50. Duka

1.1K 139 10
                                    

Satu bulan kemudian ...

Dengan perasaan hancur dan rasa bersalah yang begitu membengkak lebar, lengkap dengan air mata kepedihan dan napas yang terputus-putus, Sarka terduduk lemas di tanah. Dadanya terasa sakit, dunianya hancur berkeping-keping. Semangat hidupnya nyaris menghilang begitu saja.

Marah, kesal, sedih, hancur, kecewa, semuanya membaur menjadi satu didalam ulu hatinya. Semua ini tidak akan terjadi jika bukan karenanya, berulang kali Sarka menyalahkan dirinya, memukul dadanya dengan sangat keras, merutuki dirinya yang begitu bodoh. Karena dirinya, semua ini terjadi, semua terjadi karena Sarka, ia tidak bisa berhenti untuk menyalahkan dirinya.

Sesak tidak mau menghilang dari dadanya, tangis Sarka semakin terdengar kencang. Dengan mata sembabnya, Sarka menatap nisan dihadapannya. Pandangannya bahkan sampai mengabur lantaran air matanya menumpuk di kelopak matanya.

Sudah satu bulan berlalu semenjak Alan dikebumikan, dan satu bulan yang terasa sangat lama bagi Sarka. Awalnya yang semula terasa normal, kini tidak lagi sama.

Tangis Sarka semakin pecah. Tidak mungkin ia tidak menyalahkan dirinya. Alan tidak akan pergi jika bukan karena dirinya. Sarka menangis sesenggukan, perlahan tangannya bergerak menyentuh batu nisan di hadapannya. Tangan Sarka bergetar, seluruh tubuhnya terguncang. Sarka begitu lemah dan tak berdaya, ia tidak menyangka dan belum bisa terima bahwa semua ini akan terjadi.

Sarka belum bisa mengkhilaskan Alan. Penyebab Alan sekarang dipeluk oleh dinginnya tanah adalah karena perbuatannya.
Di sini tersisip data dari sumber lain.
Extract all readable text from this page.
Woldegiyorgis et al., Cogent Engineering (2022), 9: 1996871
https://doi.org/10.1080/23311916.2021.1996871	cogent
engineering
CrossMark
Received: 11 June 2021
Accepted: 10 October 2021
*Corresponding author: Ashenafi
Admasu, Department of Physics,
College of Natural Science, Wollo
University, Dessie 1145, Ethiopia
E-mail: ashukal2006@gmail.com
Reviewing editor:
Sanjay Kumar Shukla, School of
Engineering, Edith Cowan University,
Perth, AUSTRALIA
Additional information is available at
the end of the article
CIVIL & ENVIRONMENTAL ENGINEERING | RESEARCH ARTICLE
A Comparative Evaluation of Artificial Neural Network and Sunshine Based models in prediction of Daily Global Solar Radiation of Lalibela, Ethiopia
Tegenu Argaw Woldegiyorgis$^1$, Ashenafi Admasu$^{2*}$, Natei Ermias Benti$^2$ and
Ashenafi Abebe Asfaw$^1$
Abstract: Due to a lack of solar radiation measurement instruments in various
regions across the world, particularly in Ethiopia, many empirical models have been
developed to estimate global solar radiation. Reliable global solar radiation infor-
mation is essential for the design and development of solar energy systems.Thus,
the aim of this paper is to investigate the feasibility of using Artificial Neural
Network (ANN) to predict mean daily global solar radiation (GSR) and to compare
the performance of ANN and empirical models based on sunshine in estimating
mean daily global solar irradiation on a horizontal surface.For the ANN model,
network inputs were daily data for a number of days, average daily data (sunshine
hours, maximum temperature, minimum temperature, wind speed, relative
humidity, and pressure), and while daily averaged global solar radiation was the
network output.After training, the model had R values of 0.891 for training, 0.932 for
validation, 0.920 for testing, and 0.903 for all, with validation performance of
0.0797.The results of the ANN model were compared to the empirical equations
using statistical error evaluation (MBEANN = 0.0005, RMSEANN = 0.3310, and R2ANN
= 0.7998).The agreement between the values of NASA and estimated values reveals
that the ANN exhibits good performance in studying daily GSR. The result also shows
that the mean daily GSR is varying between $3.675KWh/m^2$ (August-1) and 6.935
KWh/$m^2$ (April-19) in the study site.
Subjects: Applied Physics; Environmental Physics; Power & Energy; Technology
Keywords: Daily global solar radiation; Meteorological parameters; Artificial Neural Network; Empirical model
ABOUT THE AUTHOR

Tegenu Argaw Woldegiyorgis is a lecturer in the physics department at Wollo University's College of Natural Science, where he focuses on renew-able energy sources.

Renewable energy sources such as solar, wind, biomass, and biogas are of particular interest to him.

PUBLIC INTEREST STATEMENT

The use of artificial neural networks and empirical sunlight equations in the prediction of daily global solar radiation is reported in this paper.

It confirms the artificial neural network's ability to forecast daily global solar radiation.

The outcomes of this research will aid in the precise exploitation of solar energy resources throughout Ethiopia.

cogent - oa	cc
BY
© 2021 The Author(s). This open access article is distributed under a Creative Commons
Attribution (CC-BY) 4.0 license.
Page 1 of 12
Sarka merasa sudah membunuh abangnya. Bukan merasa lagi, Sarka memang membunuh Alan. Ia menganggap dirinya adalah pembunuh. Pembunuh keluarganya, pembunuh semua orang yang sudah terlebih dahulu dikebumikan.

"Bang Alan ...." Sarka berguman lirih dengan suara seraknya, tarikan napasnya memberat, matanya semakin berkaca-kaca. Kembali ia menelan ludahnya dengan kasar, "... Gue minta maaf bang."

Vokal yang keluar dari bibir pucatnya, terdengar begitu pilu, menyedihkan dan penuh dengan rasa bersalah yang semakin membengkak.

Seolah memberi maaf memang semudah itu, seolah Alan bisa hidup lagi dengan kata maaf yang terlontar dari mulutnya, seolah semuanya akan kembali berjalan normal dan baik-baik saja.

Meskipun begitu, Sarka tahu jika kata maaf tidak akan cukup untuk membayar semuanya.

Banyak pertanyaan bercabang yang memenuhi pikiran Sarka.

Apa yang harus dirinya lakukan sekarang?

Apakah dirinya bisa tenang dan damai setelah ini?

Bagaimana caranya melanjutkan hidup tanpa terbayang-bayang fakta bahwa dirinya adalah seorang pembunuh?

Dan satu lagi pertanyaan yang paling mencekiknya.

Hukuman apa yang pantas dirinya terima sekarang?

Desahan kasar dan tajam lolos dari mulutnya. Tidak ada lagi jalan keluar, ia sendirian, hilang arah dan terjebak oleh kesalahan yang sudah ia perbuat.

Cowok itu ... terlalu terpuruk untuk bisa diselamatkan.

Angin bertiup begitu kencang, gesekan antar ranting pohon terdengar bergemerisik, daun berguguran jatuh dan terbang mengikuti arah berlalunya udara.

Sarka semakin lemas dan tidak berdaya, walaupun ia sudah mati-matian agar air matanya tidak tumpah, tapi tetap saja air matanya terus mendesak untuk keluar dari pelupuk matanya. Sarka mencoba bertahan, meskipun jauh dari lubuk hatinya yang paling jauh dan mendasar, ia tidak mempunyai pendirian lagi.

Semua kejadian ini, sukses membuat hidup Sarka terguncang dan runtuh.

Semuanya sudah telanjur, Sarka gagal mencegah kematian Alan meskipun ia sudah mengerahkan semua tenaganya untuk melakukan itu. Apa yang ia lakukan sungguh sia-sia, hasilnya nihil. Sekuat apapun ia berusaha menghentikannya, hasilnya tidak berubah sama sekali.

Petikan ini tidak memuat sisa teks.